A commencement order bringing section 67 of the Social Security Act 1998 (daily rate of maternity allowance) into force on 1st October 2006 for women whose expected week of confinement falls on or after 1st April 2007. This is a procedural timing mechanism for an existing statutory provision.

Reason

This Order imposes no regulatory burden—it merely establishes commencement dates for an existing statutory provision. The underlying policy (maternity allowance) is a separate question of social security law. Deleting this Order would create legal uncertainty without reducing substantive regulatory costs, as the underlying Act remains in force. The administrative function of setting clear commencement dates serves both citizens and administrators.

keep The Social Security (Miscellaneous Amendments) (No. 3) Regulations 2006 uksi-2006-2377 · 2006
Summary

Technical amendments to Social Security regulations including: extending time periods for state pension credit claims; clarifying date of claim rules for continuous benefit awards; adding a 'telephone lines busy or inoperative' exception to time for claiming rules; restructuring the calculation formula for deductions from benefits to third parties (using 25% of applicable amounts instead of 'sum equal to'); and minor amendments to supersession and decision dates for carer's allowance and disability living allowance.

Reason

These are narrow technical amendments that correct deficiencies in existing rules rather than expanding regulatory scope. The telephone contact exception prevents claimants from being penalized for administrative failures beyond their control. The formula changes (25% of applicable amounts) actually simplify previous complex calculations. Without these amendments, claimants would face genuine gaps in coverage and administrative confusion that could leave vulnerable people worse off. No meaningful libertarian purpose is served by deleting administrative housekeeping that clarifies existing benefit structures.

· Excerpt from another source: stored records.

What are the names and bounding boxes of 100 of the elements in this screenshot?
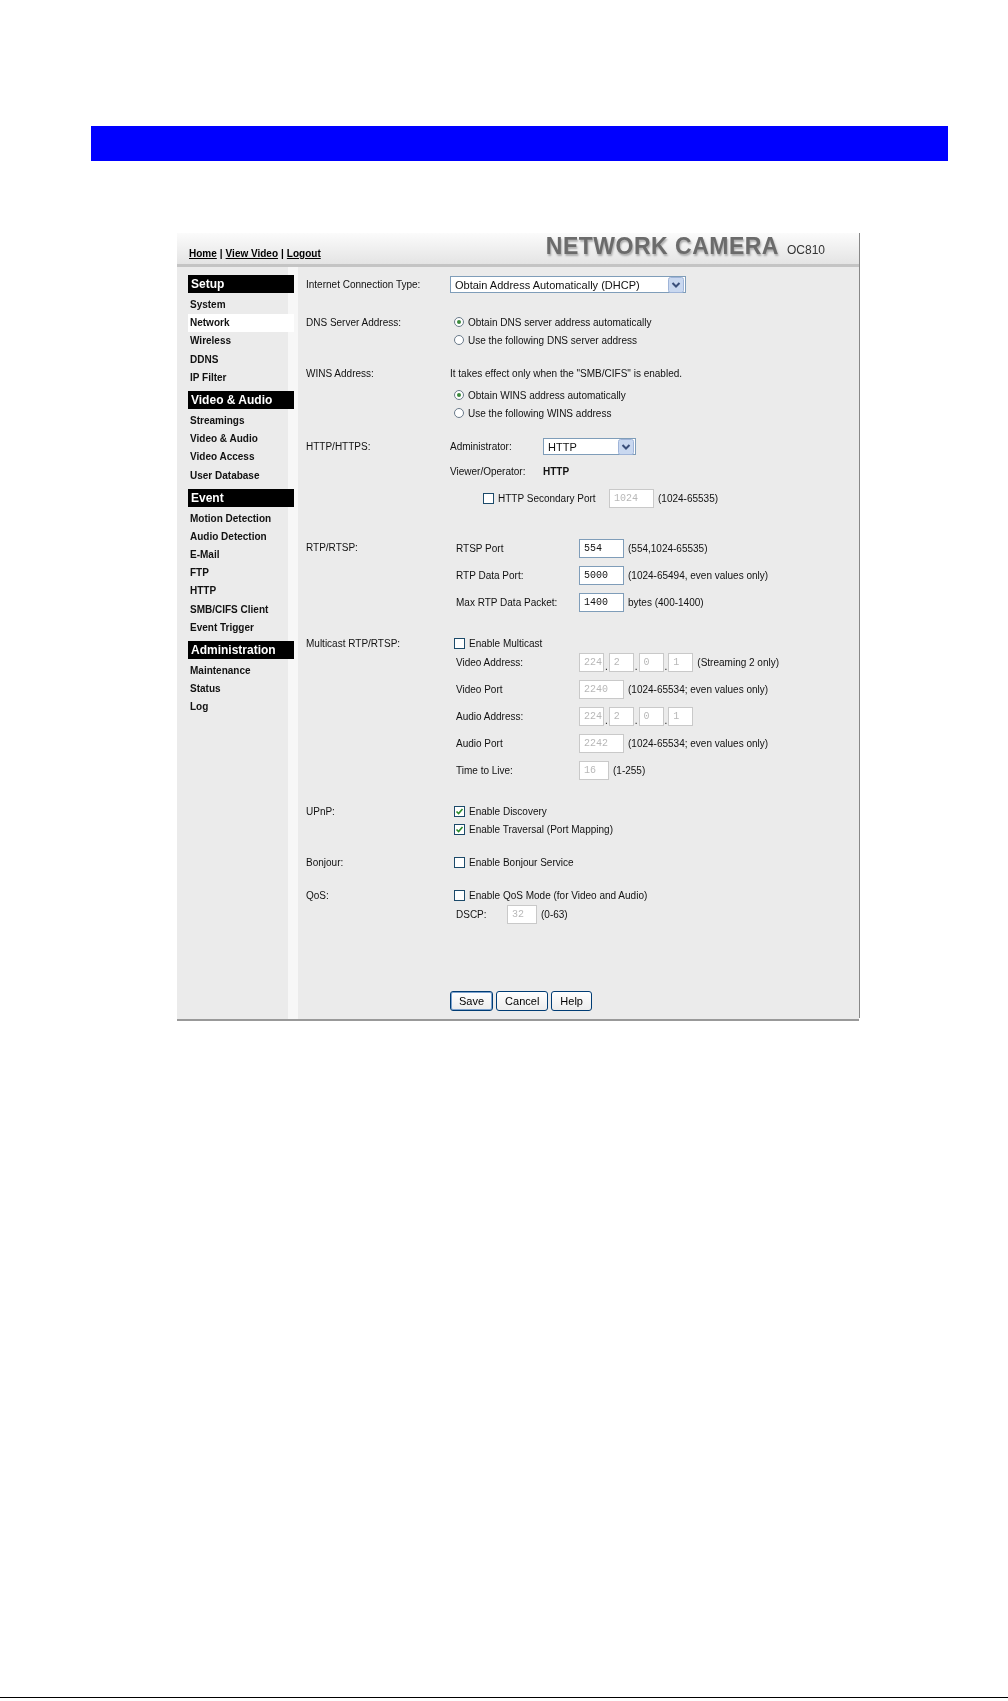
octet-separator: . xyxy=(664,715,668,726)
text-input: 1024 xyxy=(609,489,654,508)
field-label: Max RTP Data Packet: xyxy=(455,597,559,608)
hint-text: (1024-65494, even values only) xyxy=(628,570,769,581)
hint-text: (1024-65534; even values only) xyxy=(628,738,769,749)
dropdown-value: Obtain Address Automatically (DHCP) xyxy=(455,278,640,291)
sidebar-item[interactable]: Motion Detection xyxy=(188,509,294,528)
text-input: 2 xyxy=(608,653,634,672)
hint-text: (1-255) xyxy=(613,765,646,776)
checkbox[interactable] xyxy=(454,856,465,868)
text-input: 2242 xyxy=(579,734,624,753)
radio-button[interactable] xyxy=(454,317,464,327)
form-button[interactable]: Save xyxy=(450,991,494,1011)
nav-link[interactable]: View Video xyxy=(225,248,279,259)
sidebar-item[interactable]: DDNS xyxy=(188,350,294,369)
field-label: Video Port xyxy=(455,684,504,695)
field-label: Video Address: xyxy=(455,657,525,668)
field-label: DNS Server Address: xyxy=(306,316,403,330)
checkbox[interactable] xyxy=(454,823,465,835)
text-input[interactable]: 554 xyxy=(579,539,624,558)
sidebar-item[interactable]: Maintenance xyxy=(188,662,294,681)
sidebar-item[interactable]: SMB/CIFS Client xyxy=(188,600,294,619)
sidebar-item[interactable]: Audio Detection xyxy=(188,527,294,547)
sidebar-section-title: Video & Audio xyxy=(188,390,294,409)
sidebar-item[interactable]: Network xyxy=(188,314,294,333)
dropdown[interactable]: Obtain Address Automatically (DHCP) xyxy=(450,276,686,293)
field-value: HTTP xyxy=(543,465,570,477)
radio-label: Use the following WINS address xyxy=(468,407,612,419)
form-button[interactable]: Help xyxy=(551,991,592,1011)
sidebar-item[interactable]: FTP xyxy=(188,564,294,583)
text-input[interactable]: 5000 xyxy=(579,566,624,585)
hint-text: (Streaming 2 only) xyxy=(697,657,780,668)
sidebar-item[interactable]: Event Trigger xyxy=(188,618,294,637)
sidebar-item[interactable]: IP Filter xyxy=(188,368,294,387)
sidebar-item[interactable]: User Database xyxy=(188,466,294,485)
octet-separator: . xyxy=(605,715,608,726)
dropdown[interactable]: HTTP xyxy=(543,438,636,455)
field-label: WINS Address: xyxy=(306,367,375,381)
sidebar-item[interactable]: Streamings xyxy=(188,411,294,431)
field-label: Viewer/Operator: xyxy=(450,465,527,477)
hint-text: (1024-65534; even values only) xyxy=(628,684,769,695)
sidebar-item[interactable]: Video & Audio xyxy=(188,430,294,449)
field-label: DSCP: xyxy=(455,909,488,920)
field-label: RTP Data Port: xyxy=(455,570,525,581)
hint-text: (0-63) xyxy=(541,909,568,920)
radio-button[interactable] xyxy=(454,390,464,400)
link-separator: | xyxy=(281,248,284,259)
field-label: UPnP: xyxy=(306,805,336,819)
checkbox-label: Enable Traversal (Port Mapping) xyxy=(469,823,613,835)
field-label: RTP/RTSP: xyxy=(306,541,359,555)
checkbox-label: Enable QoS Mode (for Video and Audio) xyxy=(469,889,648,901)
hint-text: (554,1024-65535) xyxy=(628,543,708,554)
sidebar-item[interactable]: Log xyxy=(188,698,294,717)
text-input: 16 xyxy=(579,761,609,780)
hint-text: (1024-65535) xyxy=(658,493,719,504)
checkbox-label: Enable Multicast xyxy=(469,637,543,649)
sidebar-item[interactable]: Wireless xyxy=(188,332,294,351)
checkbox[interactable] xyxy=(454,637,465,649)
sidebar-section-title: Setup xyxy=(188,275,294,293)
text-input[interactable]: 1400 xyxy=(579,593,624,612)
checkbox[interactable] xyxy=(454,889,465,901)
brand-title: NETWORK CAMERA xyxy=(545,233,779,260)
checkbox[interactable] xyxy=(454,805,465,817)
link-separator: | xyxy=(219,248,223,259)
checkbox-label: Enable Discovery xyxy=(469,805,547,817)
field-label: HTTP/HTTPS: xyxy=(306,440,372,454)
radio-label: Obtain WINS address automatically xyxy=(468,389,626,401)
field-label: Multicast RTP/RTSP: xyxy=(306,637,402,651)
model-name: OC810 xyxy=(786,243,825,257)
sidebar-item[interactable]: Video Access xyxy=(188,448,294,467)
nav-link[interactable]: Home xyxy=(189,248,217,259)
sidebar-item[interactable]: HTTP xyxy=(188,582,294,601)
text-input: 224 xyxy=(579,653,604,672)
octet-separator: . xyxy=(605,661,608,672)
text-input: 32 xyxy=(507,905,537,924)
radio-button[interactable] xyxy=(454,335,464,345)
field-label: Audio Address: xyxy=(455,711,525,722)
radio-button[interactable] xyxy=(454,408,464,418)
field-label: Time to Live: xyxy=(455,765,514,776)
text-input: 1 xyxy=(668,707,694,726)
field-label: Administrator: xyxy=(450,441,513,452)
field-label: RTSP Port xyxy=(455,543,505,554)
octet-separator: . xyxy=(664,661,668,672)
text-input: 224 xyxy=(579,707,604,726)
info-note: It takes effect only when the "SMB/CIFS" is enabled. xyxy=(450,367,683,379)
text-input: 0 xyxy=(638,653,664,672)
octet-separator: . xyxy=(634,661,638,672)
octet-separator: . xyxy=(634,715,638,726)
sidebar-item[interactable]: Status xyxy=(188,680,294,699)
text-input: 2 xyxy=(608,707,634,726)
sidebar-item[interactable]: System xyxy=(188,296,294,315)
radio-label: Use the following DNS server address xyxy=(468,334,637,346)
field-label: Internet Connection Type: xyxy=(306,278,422,292)
form-button[interactable]: Cancel xyxy=(496,991,549,1011)
checkbox-label: HTTP Secondary Port xyxy=(498,493,597,504)
field-label: Audio Port xyxy=(455,738,504,749)
nav-link[interactable]: Logout xyxy=(286,248,321,259)
hint-text: bytes (400-1400) xyxy=(628,597,704,608)
sidebar-item[interactable]: E-Mail xyxy=(188,546,294,565)
text-input: 2240 xyxy=(579,680,624,699)
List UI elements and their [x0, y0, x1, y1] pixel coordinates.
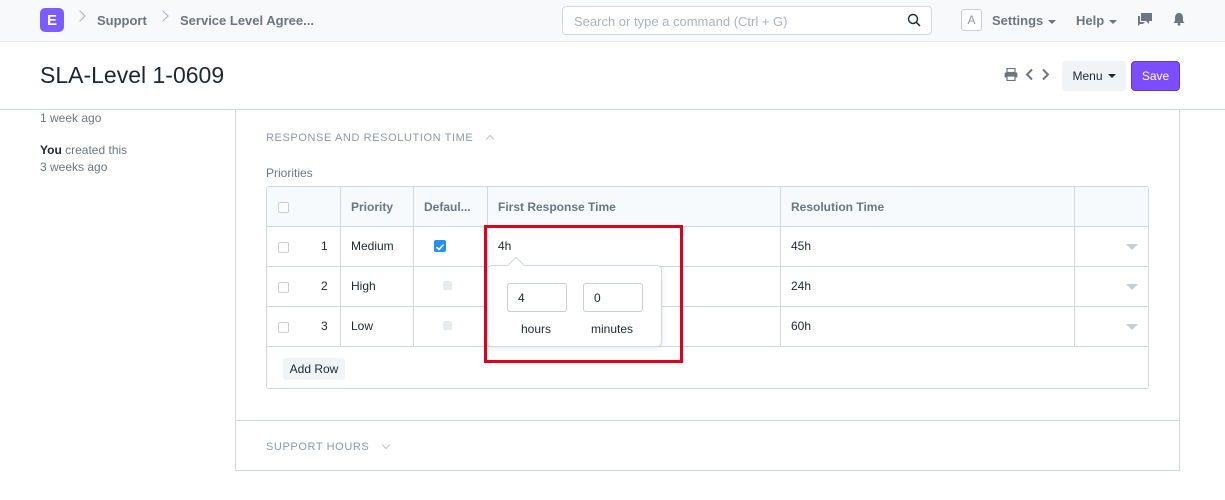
chevron-down-icon: [382, 440, 391, 450]
search-input[interactable]: Search or type a command (Ctrl + G): [562, 6, 932, 35]
print-icon[interactable]: [1004, 68, 1018, 81]
row-index: 2: [321, 279, 328, 293]
creation-time: 3 weeks ago: [40, 160, 108, 174]
resolution-cell[interactable]: 45h: [791, 239, 811, 253]
creation-text: created this: [65, 143, 128, 157]
divider: [235, 420, 1180, 421]
col-header-default: Defaul...: [424, 200, 471, 214]
highlight-box: [484, 225, 683, 363]
caret-down-icon[interactable]: [1126, 324, 1138, 330]
caret-down-icon: [1109, 19, 1118, 24]
settings-dropdown[interactable]: Settings: [992, 13, 1057, 28]
help-label: Help: [1076, 13, 1105, 28]
page-title: SLA-Level 1-0609: [40, 62, 225, 88]
caret-down-icon[interactable]: [1126, 284, 1138, 290]
section-support-hours-header[interactable]: SUPPORT HOURS: [266, 440, 391, 453]
caret-down-icon[interactable]: [1126, 244, 1138, 250]
section-title: RESPONSE AND RESOLUTION TIME: [266, 132, 474, 144]
breadcrumb-sla[interactable]: Service Level Agree...: [180, 13, 314, 28]
row-checkbox[interactable]: [278, 242, 289, 253]
help-dropdown[interactable]: Help: [1076, 13, 1118, 28]
row-index: 3: [321, 319, 328, 333]
col-divider: [340, 187, 341, 347]
priorities-label: Priorities: [266, 166, 313, 180]
chevron-left-icon[interactable]: [1025, 68, 1034, 81]
chevron-right-icon: [74, 10, 86, 22]
col-divider: [413, 187, 414, 347]
save-button[interactable]: Save: [1131, 61, 1180, 91]
navbar: E Support Service Level Agree... Search …: [0, 0, 1225, 42]
default-checkbox[interactable]: [443, 281, 452, 290]
section-title: SUPPORT HOURS: [266, 441, 370, 453]
modified-time: 1 week ago: [40, 111, 102, 125]
row-divider: [267, 266, 1148, 267]
row-checkbox[interactable]: [278, 322, 289, 333]
section-response-header[interactable]: RESPONSE AND RESOLUTION TIME: [266, 132, 495, 144]
search-placeholder: Search or type a command (Ctrl + G): [574, 14, 788, 29]
chevron-right-icon: [157, 10, 169, 22]
check-icon: [435, 243, 445, 251]
resolution-cell[interactable]: 24h: [791, 279, 811, 293]
creation-entry: You created this: [40, 143, 127, 157]
col-header-resolution: Resolution Time: [791, 200, 885, 214]
col-divider: [1074, 187, 1075, 347]
resolution-cell[interactable]: 60h: [791, 319, 811, 333]
menu-button[interactable]: Menu: [1062, 61, 1126, 91]
search-icon: [907, 13, 921, 27]
chevron-right-icon[interactable]: [1041, 68, 1050, 81]
priorities-table: Priority Defaul... First Response Time R…: [266, 186, 1149, 389]
chat-icon[interactable]: [1137, 12, 1153, 27]
caret-down-icon: [1048, 19, 1057, 24]
row-index: 1: [321, 239, 328, 253]
menu-label: Menu: [1072, 69, 1103, 83]
caret-down-icon: [1107, 74, 1116, 78]
table-header: [267, 187, 1148, 227]
priority-cell[interactable]: High: [351, 279, 376, 293]
settings-label: Settings: [992, 13, 1044, 28]
bell-icon[interactable]: [1173, 12, 1185, 26]
row-divider: [267, 346, 1148, 347]
select-all-checkbox[interactable]: [278, 202, 289, 213]
add-row-button[interactable]: Add Row: [283, 358, 345, 380]
priority-cell[interactable]: Medium: [351, 239, 394, 253]
col-header-first-response: First Response Time: [498, 200, 616, 214]
col-header-priority: Priority: [351, 200, 394, 214]
app-logo[interactable]: E: [40, 8, 64, 32]
creator-name[interactable]: You: [40, 143, 62, 157]
default-checkbox-checked[interactable]: [434, 240, 446, 252]
avatar[interactable]: A: [961, 9, 982, 31]
priority-cell[interactable]: Low: [351, 319, 373, 333]
row-checkbox[interactable]: [278, 282, 289, 293]
col-divider: [780, 187, 781, 347]
chevron-up-icon: [486, 134, 495, 144]
breadcrumb-support[interactable]: Support: [97, 13, 147, 28]
default-checkbox[interactable]: [443, 321, 452, 330]
row-divider: [267, 306, 1148, 307]
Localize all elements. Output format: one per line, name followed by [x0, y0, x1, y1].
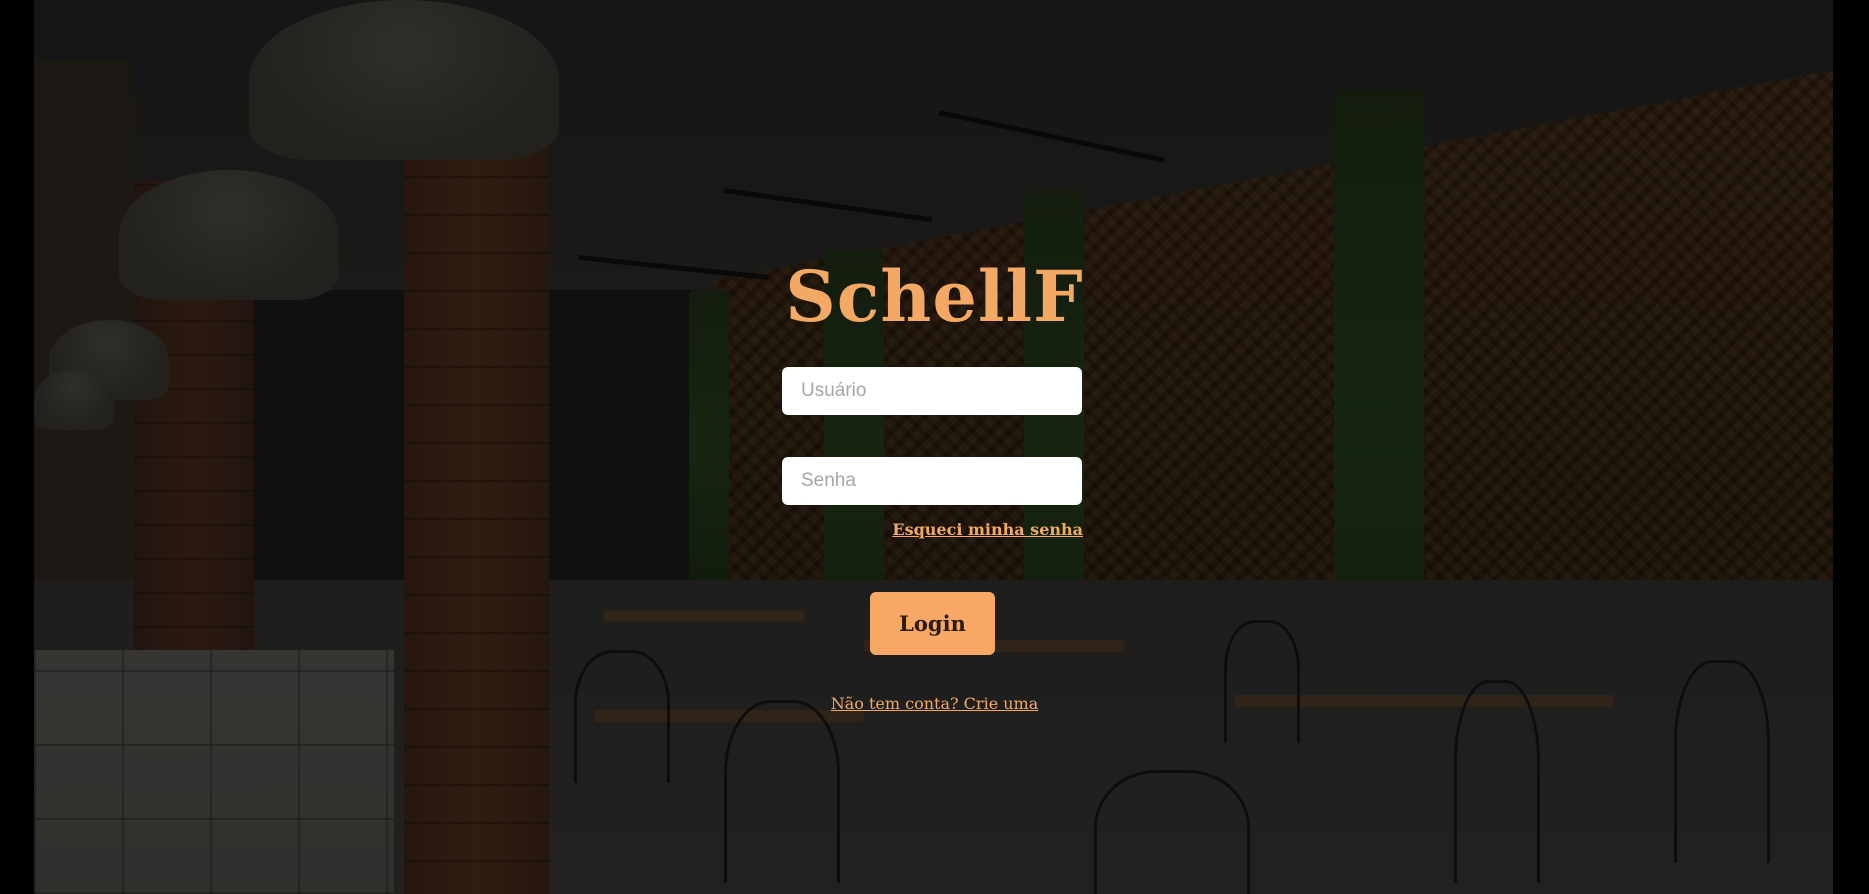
username-input[interactable] — [782, 367, 1082, 415]
login-button[interactable]: Login — [870, 592, 995, 655]
forgot-password-link[interactable]: Esqueci minha senha — [892, 520, 1083, 539]
signup-prompt: Não tem conta? Crie uma — [0, 694, 1869, 713]
background-image — [34, 0, 1833, 894]
password-input[interactable] — [782, 457, 1082, 505]
brand-logo: SchellF — [785, 255, 1084, 338]
dark-overlay — [34, 0, 1833, 894]
signup-link[interactable]: Não tem conta? Crie uma — [831, 694, 1039, 713]
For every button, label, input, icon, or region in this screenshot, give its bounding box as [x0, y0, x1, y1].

delete The Social Security (Miscellaneous Amendments) (No. 4) Regulations 2006 uksi-2006-2378 · 2006
Summary

Technical amendments to multiple social security regulations including updates from Social Security (Contributions) Regulations 1979 to 2001, extension of various 52-week periods to 104 weeks for welfare-to-work beneficiaries, modifications to housing benefit, council tax benefit, incapacity benefit, and jobseeker's allowance regulations, plus updates to attendance allowance, disability living allowance, and severe disablement allowance residence conditions.

Reason

This SI makes miscellaneous technical amendments that primarily update outdated cross-references and extend benefit linking periods. While technically routine, it perpetuates a complex web of means-tested welfare regulations that create dependency, distort labor market incentives, and impose compliance costs on both the state and recipients. The 104-week extension for welfare-to-work beneficiaries may reduce work incentives. The regulations represent the accumulated complexity of Britain's welfare state rather than genuine reform toward a dynamic, free-trading economy that Adam Smith would recognise.